"We will never save civilisation as long as civilisation is our main object. We must learn to want something else even more."
—C.S. Lewis, Mere Christianity
What's most notable, however, is that the NPR piece is not so much about large families... it's about large wealthy families who keep birthing more kids, but also outsource them for others to take care of (nannies, etc.).To me, that's just sad. That's coming from a father of four little ones (ages 5,3,2,1) whose mother works hard and pours out her life and soul into loving them (and homeschooling!).Children are not an asset to be compared.They are a blessing and a stewardship to be raised -- by parents -- in the nurture and admonition of the Lord.I fear for these children and their future. Seems like the old days of the Kennedy clan -- privileged large families.
Agreed. That's the heart of what makes it a fashion trend—not the size of the family or even its socioeconomic status, but the motivation for the size.
I just found your blog while searching "four is the new two." I had some major issues with this piece, one of which being that I thought the leap to "competitive birthing" was a pretty big one. I posted more about it here: http://meaganfrancis.typepad.com/blog/2007/08/big-families-as.htmlI don't think all the women in the feature were letting their kids be raised by nannies, were they? As I recall, a few were at-home moms...sure, some used sitters for things I might roll my eyes at, but if I had lots of money I might be more inclined to use more help to make my life a little easier. I'd still be the one raising my kids, though! And I thought it was funny that the reporter said that four kids takes an "impossible" amount of energy, time and money. Well, it must be "possible", or else many of us wouldn't be here!
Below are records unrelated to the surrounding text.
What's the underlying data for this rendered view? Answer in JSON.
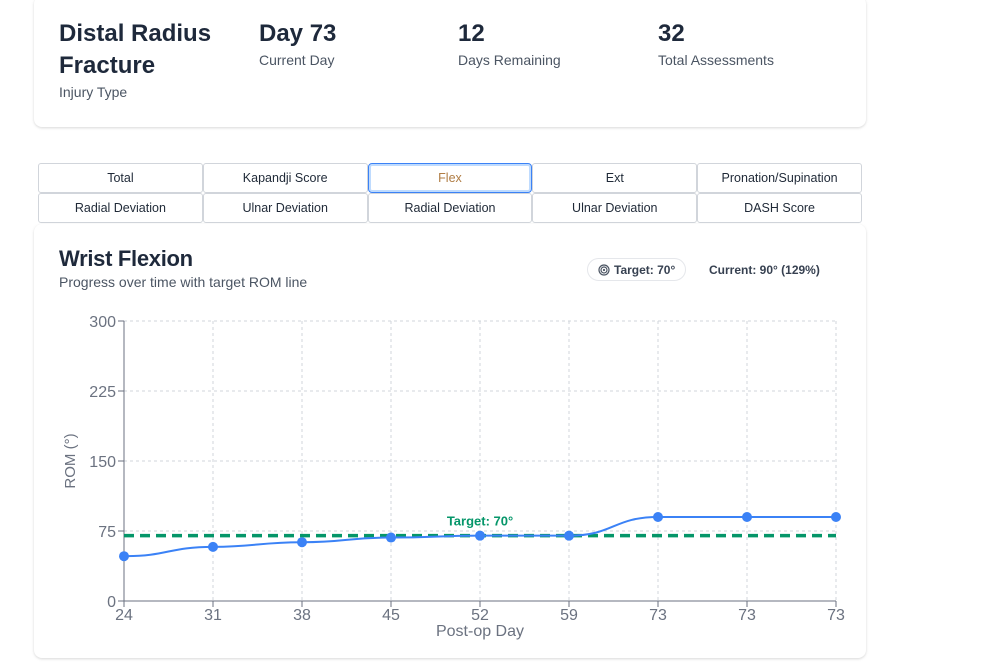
{
  "summary": {
    "injury_type": {
      "value": "Distal Radius Fracture",
      "label": "Injury Type"
    },
    "current_day": {
      "value": "Day 73",
      "label": "Current Day"
    },
    "days_remaining": {
      "value": "12",
      "label": "Days Remaining"
    },
    "total_assessments": {
      "value": "32",
      "label": "Total Assessments"
    }
  },
  "tabs": {
    "row1": [
      "Total",
      "Kapandji Score",
      "Flex",
      "Ext",
      "Pronation/Supination"
    ],
    "row2": [
      "Radial Deviation",
      "Ulnar Deviation",
      "Radial Deviation",
      "Ulnar Deviation",
      "DASH Score"
    ],
    "active": "Flex"
  },
  "chart_panel": {
    "title": "Wrist Flexion",
    "subtitle": "Progress over time with target ROM line",
    "target_badge": "Target: 70°",
    "current_text": "Current: 90° (129%)"
  },
  "colors": {
    "line": "#3b82f6",
    "target": "#059669",
    "active_tab_text": "#b07d45",
    "grid": "#d1d5db"
  },
  "chart_data": {
    "type": "line",
    "title": "Wrist Flexion",
    "subtitle": "Progress over time with target ROM line",
    "xlabel": "Post-op Day",
    "ylabel": "ROM (°)",
    "categories": [
      "24",
      "31",
      "38",
      "45",
      "52",
      "59",
      "73",
      "73",
      "73"
    ],
    "series": [
      {
        "values": [
          48,
          58,
          63,
          68,
          70,
          70,
          90,
          90,
          90
        ]
      }
    ],
    "target": {
      "value": 70,
      "label": "Target: 70°"
    },
    "yticks": [
      0,
      75,
      150,
      225,
      300
    ],
    "ylim": [
      0,
      300
    ],
    "grid": true,
    "legend": "none"
  }
}
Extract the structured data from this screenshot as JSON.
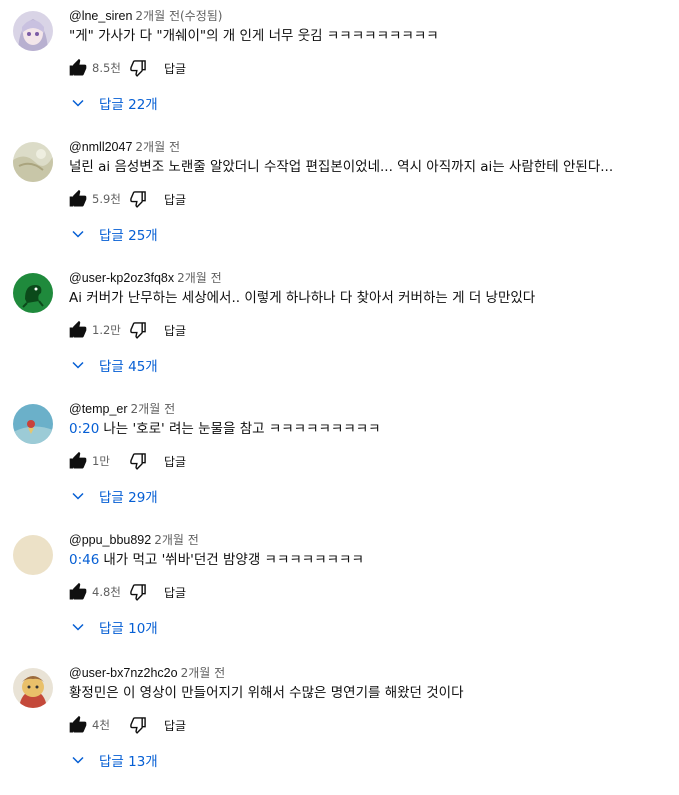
{
  "labels": {
    "reply": "답글"
  },
  "comments": [
    {
      "author": "@lne_siren",
      "time": "2개월 전(수정됨)",
      "timestamp": "",
      "text": "\"게\" 가사가 다 \"개쉐이\"의 개 인게 너무 웃김 ㅋㅋㅋㅋㅋㅋㅋㅋㅋ",
      "likes": "8.5천",
      "replies_label": "답글 22개"
    },
    {
      "author": "@nmll2047",
      "time": "2개월 전",
      "timestamp": "",
      "text": "널린 ai 음성변조 노랜줄 알았더니 수작업 편집본이었네... 역시 아직까지 ai는 사람한테 안된다...",
      "likes": "5.9천",
      "replies_label": "답글 25개"
    },
    {
      "author": "@user-kp2oz3fq8x",
      "time": "2개월 전",
      "timestamp": "",
      "text": "Ai 커버가 난무하는 세상에서.. 이렇게 하나하나 다 찾아서 커버하는 게 더 낭만있다",
      "likes": "1.2만",
      "replies_label": "답글 45개"
    },
    {
      "author": "@temp_er",
      "time": "2개월 전",
      "timestamp": "0:20",
      "text": "나는 '호로' 려는 눈물을 참고 ㅋㅋㅋㅋㅋㅋㅋㅋㅋ",
      "likes": "1만",
      "replies_label": "답글 29개"
    },
    {
      "author": "@ppu_bbu892",
      "time": "2개월 전",
      "timestamp": "0:46",
      "text": "내가 먹고 '쒸바'던건 밤양갱 ㅋㅋㅋㅋㅋㅋㅋㅋ",
      "likes": "4.8천",
      "replies_label": "답글 10개"
    },
    {
      "author": "@user-bx7nz2hc2o",
      "time": "2개월 전",
      "timestamp": "",
      "text": "황정민은 이 영상이 만들어지기 위해서 수많은 명연기를 해왔던 것이다",
      "likes": "4천",
      "replies_label": "답글 13개"
    }
  ],
  "colors": {
    "link": "#065fd4",
    "meta": "#606060",
    "text": "#0f0f0f"
  },
  "icons": [
    "thumbs-up-icon",
    "thumbs-down-icon",
    "chevron-down-icon"
  ]
}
Meagan,I'm not anti-nanny, and I'm certainly not anti-large family. It does seem as though at least some of the people in the audio piece describe a personal desire to validate their worth relative to others by the size of their family. That seems unhealthy to me. But, of course, I wouldn't exclude the possibility that NPR could have slanted the story. I know that's hard to believe--that NPR would do such a thing--but I have to admit the possibility.